Largely, though, the “rage” and determination has been inherited. Lopez’s father was born in Brooklyn but spent a large part of his childhood in Honduras. He stole and sold to make ends meet - later serving 11 days in jail on drug charges -and already had a reputation for fighting in the street before his volatile life was tragically upended by the deaths of his parents. Lopez Sr only had one amateur fight, but when his son was born, he transferred his passion for boxing with equal measures of love and fury. “He first put gloves on me when I was two years old,” Lopez says. “My father is very intense, just like every other coach.”
For all Lopez Sr’s pugnacious antics, which are now better recognised in furious denunciations of his son’s opponents, his fierce passion and prowess as a trainer are inarguable. As a young teenager, with minimal outside influence, Lopez won national championships and proved himself as one of boxing’s most valuable prospects. His career has been fast-tracked ever since, but the pursuit of success also bears a toll, and in one memorable televised interview prior to the Lomachenko fight, Lopez broke down when discussing how the relationship with his father had deteriorated.
“It took us a long time to find the balance [between being a father and a coach],” Lopez says now of that rift. “Nothing comes easy when it’s done the right way. Now we’ve understood each other more, we respect each other in a much better way. Sometimes I have to be like the father and talk to him about certain things. A lot of people think we’ll break up eventually, but that will never be the case. He’s a tremendous father and an incredible coach and I think a lot of people need to give him more respect. For everyone out there, he may seem different, he may seem crazy, but he knows what you need to become an undisputed champion.”

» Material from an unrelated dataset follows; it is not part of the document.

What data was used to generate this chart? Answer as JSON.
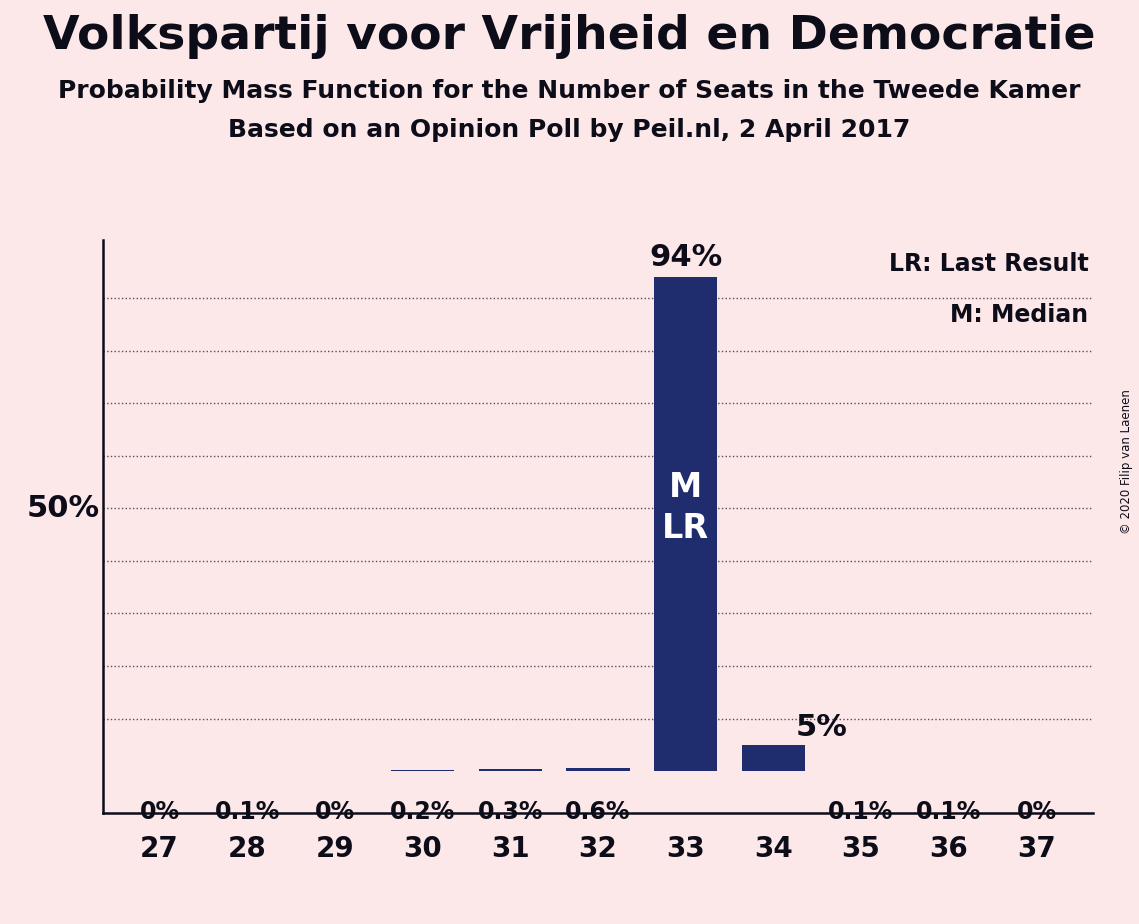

For all their bluster, Lopez Sr’s lofty prophecies for his son have almost always been realised. So, perhaps, it is only right that Lopez taps into that same vein when considering what comes next. “Last year, I put my foot on everyone’s necks. This year, I’m choking them,” he says, before bursting into laughter. “What I did with Lomachenko was just a little taste. This is just the beginning. Tyson Fury, I love you. Canelo, te amo. But this is the new generation. Teofimo is taking over and nobody can stop that. We’re going to be the face of boxing.”
And what of the man behind that face, who still remembers every heartbreak? Slowly, Lopez says, the image of that small child running out of the gym will be hidden from view completely. “People don’t need to know [what’s happening behind the mask],” he says. “I am who I am in boxing because I have to be. It's a very dirty sport. When people think you’re soft, they think they can do something. It’s about protection. Whether they like me or not, they’re still going to watch Teofimo.”